Unsung Heroes of the set: dancers.
I’ve been shooting Mandy’s latest video which is for her single from an upcoming movie Center Stage. The film tells the story of a new selection of young dancers arriving at a fictitious dance school (The American Ballet Company) and their trials and tribulations on the road to success. For our video we hired 13 dancers to prance around in leotards and Pointe shoes for two days…at least that’s the way it looks to the uneducated eye.
Reality: We had a casting session last week to which maybe 60 people turned up. Within 15 minutes they’d all learned a basic routine choreographed by Travis Payne and ten minutes later we’d sent the bulk of them back out into the cold night air in the knowledge that they’d lost the gig.

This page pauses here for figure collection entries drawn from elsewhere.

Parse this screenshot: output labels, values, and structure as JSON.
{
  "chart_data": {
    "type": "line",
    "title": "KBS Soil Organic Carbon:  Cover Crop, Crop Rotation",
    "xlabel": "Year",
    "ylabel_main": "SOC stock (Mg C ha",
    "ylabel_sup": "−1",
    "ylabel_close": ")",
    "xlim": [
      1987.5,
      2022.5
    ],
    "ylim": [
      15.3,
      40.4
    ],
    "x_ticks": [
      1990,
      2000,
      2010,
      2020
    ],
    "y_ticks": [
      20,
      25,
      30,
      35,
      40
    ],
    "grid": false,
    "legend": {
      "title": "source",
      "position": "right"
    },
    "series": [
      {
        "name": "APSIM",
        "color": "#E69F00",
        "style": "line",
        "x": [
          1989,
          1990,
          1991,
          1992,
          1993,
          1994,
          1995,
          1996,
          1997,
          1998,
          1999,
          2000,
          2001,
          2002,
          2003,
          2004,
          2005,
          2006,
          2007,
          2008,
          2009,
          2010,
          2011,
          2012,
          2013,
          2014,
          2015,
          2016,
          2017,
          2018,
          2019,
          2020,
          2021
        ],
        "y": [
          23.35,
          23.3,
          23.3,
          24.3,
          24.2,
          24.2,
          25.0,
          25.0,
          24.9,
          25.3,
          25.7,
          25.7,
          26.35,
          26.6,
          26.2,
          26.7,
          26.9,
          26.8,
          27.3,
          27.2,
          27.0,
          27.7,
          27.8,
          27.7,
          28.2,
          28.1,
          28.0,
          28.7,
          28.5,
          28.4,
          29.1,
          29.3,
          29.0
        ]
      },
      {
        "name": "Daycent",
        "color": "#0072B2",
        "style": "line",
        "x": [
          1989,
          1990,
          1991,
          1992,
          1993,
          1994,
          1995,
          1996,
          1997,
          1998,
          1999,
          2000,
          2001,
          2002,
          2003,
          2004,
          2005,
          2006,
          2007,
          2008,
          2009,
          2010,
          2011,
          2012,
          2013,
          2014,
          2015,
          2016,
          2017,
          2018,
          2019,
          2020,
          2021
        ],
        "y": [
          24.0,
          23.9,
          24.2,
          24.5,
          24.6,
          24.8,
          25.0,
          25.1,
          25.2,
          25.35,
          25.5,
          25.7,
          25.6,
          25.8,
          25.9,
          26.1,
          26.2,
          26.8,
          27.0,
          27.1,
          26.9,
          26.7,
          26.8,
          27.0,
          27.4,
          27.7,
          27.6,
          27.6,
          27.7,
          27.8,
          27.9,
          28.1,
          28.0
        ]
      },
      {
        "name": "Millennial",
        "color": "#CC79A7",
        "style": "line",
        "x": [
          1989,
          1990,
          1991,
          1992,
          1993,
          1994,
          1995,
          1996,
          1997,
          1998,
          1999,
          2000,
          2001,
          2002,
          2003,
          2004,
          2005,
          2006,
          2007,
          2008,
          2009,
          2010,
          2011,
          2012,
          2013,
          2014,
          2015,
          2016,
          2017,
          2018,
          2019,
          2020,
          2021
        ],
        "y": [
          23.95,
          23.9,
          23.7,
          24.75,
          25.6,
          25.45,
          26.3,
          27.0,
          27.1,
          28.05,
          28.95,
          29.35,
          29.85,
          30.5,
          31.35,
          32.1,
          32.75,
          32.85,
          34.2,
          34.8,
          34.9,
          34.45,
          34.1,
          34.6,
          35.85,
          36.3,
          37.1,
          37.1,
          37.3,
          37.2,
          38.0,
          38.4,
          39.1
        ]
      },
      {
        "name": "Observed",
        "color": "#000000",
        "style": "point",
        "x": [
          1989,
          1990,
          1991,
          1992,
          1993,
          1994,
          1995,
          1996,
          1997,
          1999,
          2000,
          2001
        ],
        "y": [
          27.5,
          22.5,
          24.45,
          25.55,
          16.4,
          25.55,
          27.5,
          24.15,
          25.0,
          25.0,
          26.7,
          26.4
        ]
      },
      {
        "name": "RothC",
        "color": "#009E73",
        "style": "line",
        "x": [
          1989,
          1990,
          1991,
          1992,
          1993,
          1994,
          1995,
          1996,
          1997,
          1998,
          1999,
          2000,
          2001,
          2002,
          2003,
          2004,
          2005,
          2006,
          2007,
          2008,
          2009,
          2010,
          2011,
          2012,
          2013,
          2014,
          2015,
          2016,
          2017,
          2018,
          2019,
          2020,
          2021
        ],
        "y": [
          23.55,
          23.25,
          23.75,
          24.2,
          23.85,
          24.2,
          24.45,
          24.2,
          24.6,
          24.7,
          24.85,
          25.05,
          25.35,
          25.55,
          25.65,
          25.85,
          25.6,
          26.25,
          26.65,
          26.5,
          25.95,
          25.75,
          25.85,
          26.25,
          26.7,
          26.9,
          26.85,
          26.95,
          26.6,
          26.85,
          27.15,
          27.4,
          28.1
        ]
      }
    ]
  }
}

The lucky troupe then rehearsed solidly for two days. Travis, and his assistant Bart, made them do a series of gravity defying, muscle ripping moves over and over again until they were sinew perfect…then I arrived on the scene. Yesterday I made them hang around for hours before thrusting them into the routine over and over and over until I’d shot what I wanted. Despite their cries for rest and water I pressed on till I was sated.
This morning I watched them all arrive, slip through make-up and warm up in the big room, lost in the anonymity that being a “crowd member” gives them. I marvelled from across the room as they pulled their legs up level with their faces, stood up on their toes and pulled themselves across the floor as their bodies screamed silently against the impossible shapes they were being forced to assume. And this is just the warm up – the necessary limbering they must do to prevent serious injury when dancing commences. And a careless slip or twist can put you on the breadline in no time. Somebody mentioned that our star dancer (Sascha Redetsky – he’s in the movie) has had two operations on his ankles because of his dancing and he’s only just in his 20’s.
For a dancer the pay is nothing to write home about, the work is sporadic and injury is a fact of life. Yet nothing can displace the passion they all have for this wonderful art – the throwing of their bodies through the air and the turning of their heads and torsos gently that way or this to put a lump in one’s throat as 26 arms flutter in glorious, choreographed harmony. It is a wonderful sight to behold as 13 humans take their collective years of training, subjugate themselves to one man’s vision and intricately ape each others moves so that we can all experience a moment of beauty.